LBW is defined by the World Health Organization as a birth weight of < 2500 g. LBW has especially attracted attention as occurring more frequently in disadvantaged communities, in which there is often a disproportionately high incidence of adult cardiovascular disease, hypertension, diabetes mellitus and kidney disease [7]. It has been hypothesized that poor fetal growth results in a reduced number of nephrons and an increased incidence of renal disease later in life. Fewer nephrons with subsequent hyperfiltration and glomerulosclerosis in the remaining nephrons could lead to accelerated ageing and early loss of renal function.
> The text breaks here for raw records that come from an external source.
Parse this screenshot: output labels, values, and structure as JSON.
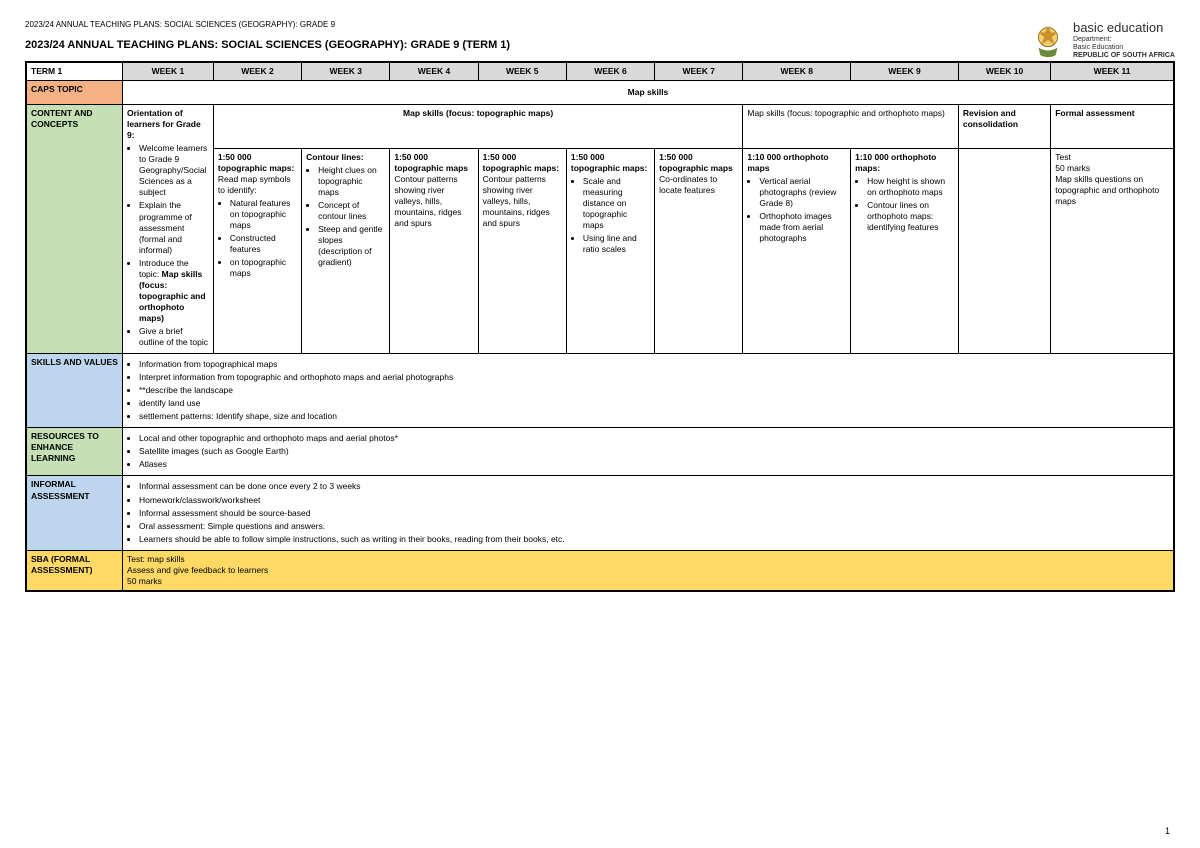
{
  "header_small": "2023/24 ANNUAL TEACHING PLANS: SOCIAL SCIENCES (GEOGRAPHY): GRADE 9",
  "header_main": "2023/24 ANNUAL TEACHING PLANS: SOCIAL SCIENCES (GEOGRAPHY): GRADE 9 (TERM 1)",
  "logo": {
    "l1": "basic education",
    "l2": "Department:",
    "l3": "Basic Education",
    "l4": "REPUBLIC OF SOUTH AFRICA"
  },
  "cols": {
    "term": "TERM 1",
    "w1": "WEEK 1",
    "w2": "WEEK 2",
    "w3": "WEEK 3",
    "w4": "WEEK 4",
    "w5": "WEEK 5",
    "w6": "WEEK 6",
    "w7": "WEEK 7",
    "w8": "WEEK 8",
    "w9": "WEEK 9",
    "w10": "WEEK 10",
    "w11": "WEEK 11"
  },
  "rows": {
    "caps": {
      "label": "CAPS TOPIC",
      "span": "Map skills"
    },
    "content": {
      "label": "CONTENT AND CONCEPTS",
      "w1_head": "Orientation of learners for Grade 9:",
      "w1_items": [
        "Welcome learners to Grade 9 Geography/Social Sciences as a subject",
        "Explain the programme of assessment (formal and informal)",
        "Introduce the topic: <b>Map skills (focus: topographic and orthophoto maps)</b>",
        "Give a brief outline of the topic"
      ],
      "span27": "Map skills (focus: topographic maps)",
      "span89": "Map skills (focus: topographic and orthophoto maps)",
      "w10": "Revision and consolidation",
      "w11": "Formal assessment",
      "w2_head": "1:50 000 topographic maps:",
      "w2_lead": "Read map symbols to identify:",
      "w2_items": [
        "Natural features on topographic maps",
        "Constructed features",
        "on topographic maps"
      ],
      "w3_head": "Contour lines:",
      "w3_items": [
        "Height clues on topographic maps",
        "Concept of contour lines",
        "Steep and gentle slopes (description of gradient)"
      ],
      "w4_head": "1:50 000 topographic maps",
      "w4_body": "Contour patterns showing river valleys, hills, mountains, ridges and spurs",
      "w5_head": "1:50 000 topographic maps:",
      "w5_body": "Contour patterns showing river valleys, hills, mountains, ridges and spurs",
      "w6_head": "1:50 000 topographic maps:",
      "w6_items": [
        "Scale and measuring distance on topographic maps",
        "Using line and ratio scales"
      ],
      "w7_head": "1:50 000 topographic maps",
      "w7_body": "Co-ordinates to locate features",
      "w8_head": "1:10 000 orthophoto maps",
      "w8_items": [
        "Vertical aerial photographs (review Grade 8)",
        "Orthophoto images made from aerial photographs"
      ],
      "w9_head": "1:10 000 orthophoto maps:",
      "w9_items": [
        "How height is shown on orthophoto maps",
        "Contour lines on orthophoto maps: identifying features"
      ],
      "w11b_l1": "Test",
      "w11b_l2": "50 marks",
      "w11b_l3": "Map skills questions on topographic and orthophoto maps"
    },
    "skills": {
      "label": "SKILLS AND VALUES",
      "items": [
        "Information from topographical maps",
        "Interpret information from topographic and orthophoto maps and aerial photographs",
        "**describe the landscape",
        "identify land use",
        "settlement patterns: Identify shape, size and location"
      ]
    },
    "resources": {
      "label": "RESOURCES TO ENHANCE LEARNING",
      "items": [
        "Local and other topographic and orthophoto maps and aerial photos*",
        "Satellite images (such as Google Earth)",
        "Atlases"
      ]
    },
    "informal": {
      "label": "INFORMAL ASSESSMENT",
      "items": [
        "Informal assessment can be done once every 2 to 3 weeks",
        "Homework/classwork/worksheet",
        "Informal assessment should be source-based",
        "Oral assessment: Simple questions and answers.",
        "Learners should be able to follow simple instructions, such as writing in their books, reading from their books, etc."
      ]
    },
    "sba": {
      "label": "SBA (FORMAL ASSESSMENT)",
      "l1": "Test: map skills",
      "l2": "Assess and give feedback to learners",
      "l3": "50 marks"
    }
  },
  "page": "1"
}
This hypothesis is supported by the results of human post-mortem and animal studies, where low birth weight is found to be correlated with fewer nephrons, and thereby reduced kidney weight/volume [8]. Case 2 was a LBW baby who was raised in an incubator because of weak suckling. Additionally, focal segmental glomerulosclerosis (FSGS, perihilar type) was found in the specimen from Case 2. Hodgin et al. [9] also reported an association between very low birth weight (VLBW) and FSGS. In this report, we analysed the number of glomeruli per renal cortical area [normal value (mean ± SD): 3.2 ± 1.2/mm2] [10] and glomerular diameter [normal value (mean ± SD): 201 ± 28 μm]. In two of our cases (Case 2 and Case 3), the results of a school urinalysis screening led to further detailed investigations (Table 1). However, Case 1 was unusual because hypertension led to further scrutiny. The blood pressure abnormality did not develop until 35 years of age, and the patient remained free of symptoms, presumably because the reduction of glomerular number was mild. This was probably due to the fact that the enlargement of the glomerular diameter was also mild in comparison with typical cases. Use of renin–angiotensin system inhibitors might have kept the serum creatinine values from worsening in these patients. In conclusion, histopathological and morphometric studies of kidney biopsies, conducted based on abnormal results of school urinalysis screening and detection of hypertension during medical check-ups, revealed a reduced number of enlarged glomeruli (Figure 1). These cases showed that the spectrum of oligomeganephronia may be wider than previously noted. The condition was associated with LBW in one of our cases.

Table 1.

Clinical and pathological findings in late-onset oligomeganephronia

Case 1 Case 2 Case 3
Age/sex 36/male 19/female 21/male
Past history Taken care in NICU
Family history Father, ESRD; sister, MPGN
Gestation (weeks)/birth weight (g) 37/2700 (median) 41/2410 (light for date) 41/3405 (median)
Body mass index (kg/m2) 20.9 21.8 19.1
Initiation Hypertension at medical check-up Proteinuria at school urinalysis Proteinuria at school urinalysis
Initial→recent blood pressure (mmHg) 166/113→110/70 98/60→96/60 132/70→110/70
Urinalysis No proteinuria or haematuria Proteinuria (1 +), RBC 1/1–4 HPF Proteinuria (3 +), no haematuria
24-h urine protein (g)/urine volume (mL/day) 0.18/1800 0.53/1090 0.65/1810
Initial/recent serum creatinine (mg/dL) 2.65/2.89 1.14/1.20 1.20/1.12
Echo findings (right; left mm) Atrophic (89 × 41; 93 × 47), high echogenicity Atrophic (87 × 29; 80 × 47), high echogenicity Normal (106 × 45; 105 × 42)
Medication ACEI, ARB, CCB, αβ-blocker, aspirin ACEI, ARB, dilazep ARB
Follow-up at our centre (years) 3.5 3 1.5
Pathologic findings
Glomerular numbera (/mm2) 1.29 0.76 0.97
Maximum of glomerular diameterb (μm) 200 310 270
Number of glomerular sclerosis (/total) 2/10 1/4 0/6
Focal segmental glomerulosclerosis (perihilar type)
Tubular atrophy and fibrosis (% of cortex) 2.96 9.36 10.1
Fluorescence staining Non-specific IgM deposition Non-specific IgM deposition Non-specific IgM deposition
Electron microscopic examination Partial foot process fusion Partial foot process fusion Almost normal

NICU, neonatal intensive care unit; ESRD, end-stage renal disease.

a

Normal glomerular number (mean ± SD): 3.2 ± 1.2/mm2.

b

Normal glomerular diameter (mean ± SD): 201 ± 28 μm.

Fig. 1.

Fig. 1

Renal biopsy showed a low number of enlarged glomeruli indicating oligomeganephronia. Light microscopy of biopsy specimens stained with periodic acid–Schiff (× 400). (A) Case 1. (B) Case 2. (C) Case 3.

Conflict of interest statement. None declared.